I am bad at receiving. On top of that, I’m fiercely independent and tend towards people-pleasing. Giving makes me joyful. Receiving is …uncomfortable. It’s only recently that I’ve begun to embrace it.
Last month, 8 friends came over for Shabbos. I woke up early Friday morning with a fever, chills, and sore throat. I usually do the cleaning, not the cooking, and had never made the whole Shabbos myself. Preparing took hours. A few friends stopped by closer to Shabbos to help, which was great, but by the time Shabbos came, I was exhausted. We welcomed in Shabbos by the candles and snuggled on the couches.
Feeling sick forced me to resign to the fact that I couldn’t do everything alone. I don’t know why I was surprised when everyone stepped up to the plate (no pun intended), setting the table, serving, clearing, cutting the salads- all the things I wouldn’t have thought to ask for help with. Somewhere in my head, a light flickered on, and I felt supported.

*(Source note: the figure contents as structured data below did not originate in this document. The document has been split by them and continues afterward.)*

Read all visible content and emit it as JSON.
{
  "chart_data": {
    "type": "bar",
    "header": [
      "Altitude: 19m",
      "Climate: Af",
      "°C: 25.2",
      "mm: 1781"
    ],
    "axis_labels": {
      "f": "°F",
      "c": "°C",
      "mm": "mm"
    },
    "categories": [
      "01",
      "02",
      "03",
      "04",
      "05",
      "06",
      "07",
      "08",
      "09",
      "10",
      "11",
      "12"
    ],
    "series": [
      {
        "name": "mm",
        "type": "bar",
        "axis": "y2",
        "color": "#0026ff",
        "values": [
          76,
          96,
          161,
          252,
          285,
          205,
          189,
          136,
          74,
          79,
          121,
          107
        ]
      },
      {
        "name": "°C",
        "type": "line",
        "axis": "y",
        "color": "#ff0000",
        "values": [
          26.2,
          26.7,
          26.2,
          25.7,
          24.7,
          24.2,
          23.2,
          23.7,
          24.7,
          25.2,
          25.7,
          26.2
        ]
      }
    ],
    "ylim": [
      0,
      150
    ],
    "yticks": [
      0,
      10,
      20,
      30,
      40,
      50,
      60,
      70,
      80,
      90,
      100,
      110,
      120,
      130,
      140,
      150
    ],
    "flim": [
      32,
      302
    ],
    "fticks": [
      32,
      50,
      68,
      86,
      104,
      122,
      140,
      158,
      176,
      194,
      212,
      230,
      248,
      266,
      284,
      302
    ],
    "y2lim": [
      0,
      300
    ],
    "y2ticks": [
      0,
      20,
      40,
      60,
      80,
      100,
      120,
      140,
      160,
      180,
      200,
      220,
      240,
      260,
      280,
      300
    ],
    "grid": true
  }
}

That week, I turned 22. Work and school have been crowding my schedule, so I didn’t party. Having told a few friends and my immediate family, I dedicated some time to talk to Hashem and think about what 21 was like, and went to work as usual. The next day, my friend Emma brought me flowers. Then Gavriel sent more flowers with a note, and Chava handed me a letter the following week. At work, they threw a mini birthday ice cream party.
Countless times in the past month, I’ve received help or gifts unexpectedly- a ticket to a concert from friends, an errand run, a favor from a roommate, a listening ear, beautiful weather.

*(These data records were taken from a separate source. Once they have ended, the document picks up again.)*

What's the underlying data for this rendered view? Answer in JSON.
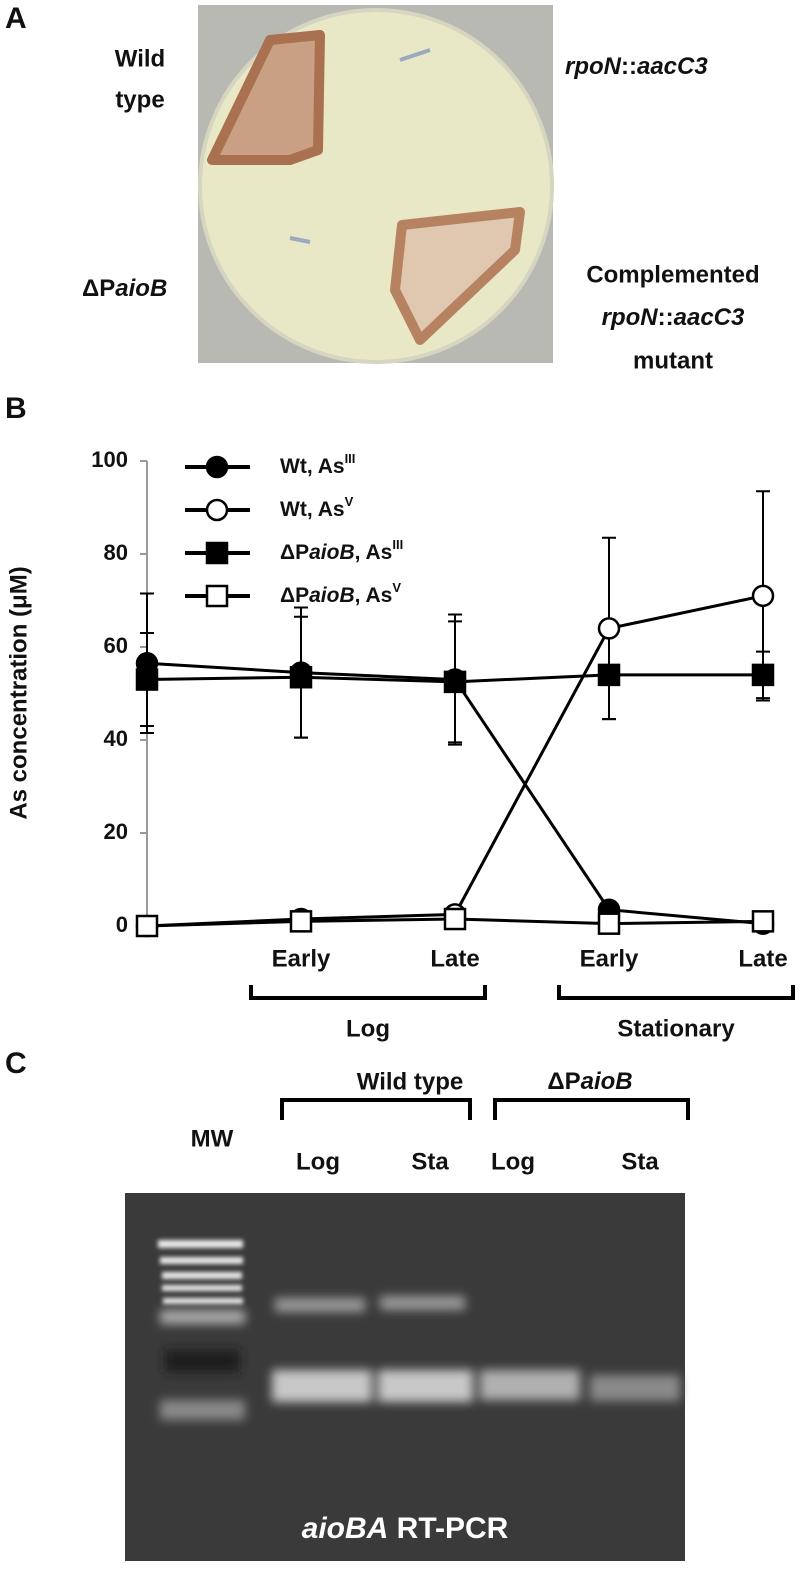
{
  "panel_a": {
    "panel_label": "A",
    "wild_type": [
      "Wild",
      "type"
    ],
    "mutant": [
      {
        "text": "rpoN",
        "style": "italic"
      },
      {
        "text": "::"
      },
      {
        "text": "aacC3",
        "style": "italic"
      }
    ],
    "deletion": [
      {
        "text": "ΔP"
      },
      {
        "text": "aioB",
        "style": "italic"
      }
    ],
    "complemented": [
      "Complemented",
      [
        {
          "text": "rpoN",
          "style": "italic"
        },
        {
          "text": "::"
        },
        {
          "text": "aacC3",
          "style": "italic"
        }
      ],
      "mutant"
    ]
  },
  "chart_data": {
    "type": "line",
    "panel_label": "B",
    "y_label": "As concentration (μM)",
    "categories": [
      null,
      "Early",
      "Late",
      "Early",
      "Late"
    ],
    "groups": [
      {
        "label": "Log",
        "from": 1,
        "to": 2
      },
      {
        "label": "Stationary",
        "from": 3,
        "to": 4
      }
    ],
    "ylim": [
      0,
      100
    ],
    "yticks": [
      0,
      20,
      40,
      60,
      80,
      100
    ],
    "series": [
      {
        "name": [
          {
            "text": "Wt, As"
          },
          {
            "text": "III",
            "style": "sup"
          }
        ],
        "color": "#000000",
        "marker": "circle",
        "fill": "#000000",
        "values": [
          56.5,
          54.5,
          53,
          3.5,
          0.5
        ],
        "errors": [
          15,
          14,
          14,
          1,
          0.5
        ]
      },
      {
        "name": [
          {
            "text": "Wt, As"
          },
          {
            "text": "V",
            "style": "sup"
          }
        ],
        "color": "#000000",
        "marker": "circle",
        "fill": "#ffffff",
        "values": [
          0,
          1.5,
          2.5,
          64,
          71
        ],
        "errors": [
          0.5,
          1,
          1,
          19.5,
          22.5
        ]
      },
      {
        "name": [
          {
            "text": "ΔP"
          },
          {
            "text": "aioB",
            "style": "italic"
          },
          {
            "text": ", As"
          },
          {
            "text": "III",
            "style": "sup"
          }
        ],
        "color": "#000000",
        "marker": "square",
        "fill": "#000000",
        "values": [
          53,
          53.5,
          52.5,
          54,
          54
        ],
        "errors": [
          10,
          13,
          13,
          9.5,
          5
        ]
      },
      {
        "name": [
          {
            "text": "ΔP"
          },
          {
            "text": "aioB",
            "style": "italic"
          },
          {
            "text": ", As"
          },
          {
            "text": "V",
            "style": "sup"
          }
        ],
        "color": "#000000",
        "marker": "square",
        "fill": "#ffffff",
        "values": [
          0,
          1,
          1.5,
          0.5,
          1
        ],
        "errors": [
          0,
          0.5,
          0.5,
          0.5,
          0.5
        ]
      }
    ]
  },
  "panel_c": {
    "panel_label": "C",
    "groups": [
      "Wild type",
      [
        {
          "text": "ΔP"
        },
        {
          "text": "aioB",
          "style": "italic"
        }
      ]
    ],
    "lanes": [
      "MW",
      "Log",
      "Sta",
      "Log",
      "Sta"
    ],
    "caption": [
      {
        "text": "aioBA",
        "style": "italic"
      },
      {
        "text": " RT-PCR"
      }
    ]
  }
}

There is a certain amount of security that comes with not receiving. Being a giver doesn’t require vulnerability. I can nurture and give without showing my weaknesses. That’s my comfort zone. It’s so HARD to let go of.
But slowly, as I allow myself to be loved by the people around me, I’m becoming brave.
Bravery means a lot of things. When I was little, it meant going on the scariest ride in the amusement park. It meant riding a two-wheeler. Brave meant sharing my art and music to a public audience. Brave meant leaving school early and starting college. Brave was making aliyah. I’ve defined brave by accomplishment.
Recently, I learned that brave is also vulnerability. Brave is being ok with weakness and mistakes, and with the knowledge that it may not turn out great, but it’s still worthwhile to try. Brave is relaying a painful experience and not judging myself for it.
Recently, I learned that it is so much easier to appreciate life when it is an honest, shared experience.
This one realization is changing my life. It has been opening me up to communicating in a more personal way and to having deeper relationships.
It’s Adar now, the Jewish month of simcha. Mrs. Levine from Neve explained that simcha is the joy that is found in the journey, because if there were no journey, there’d be no joy at the finish line! On my own journey, I’m so grateful to be learning about the value of openness. I’m grateful to the friends and family in my life who stick with me as I discover and who teach me how to receive.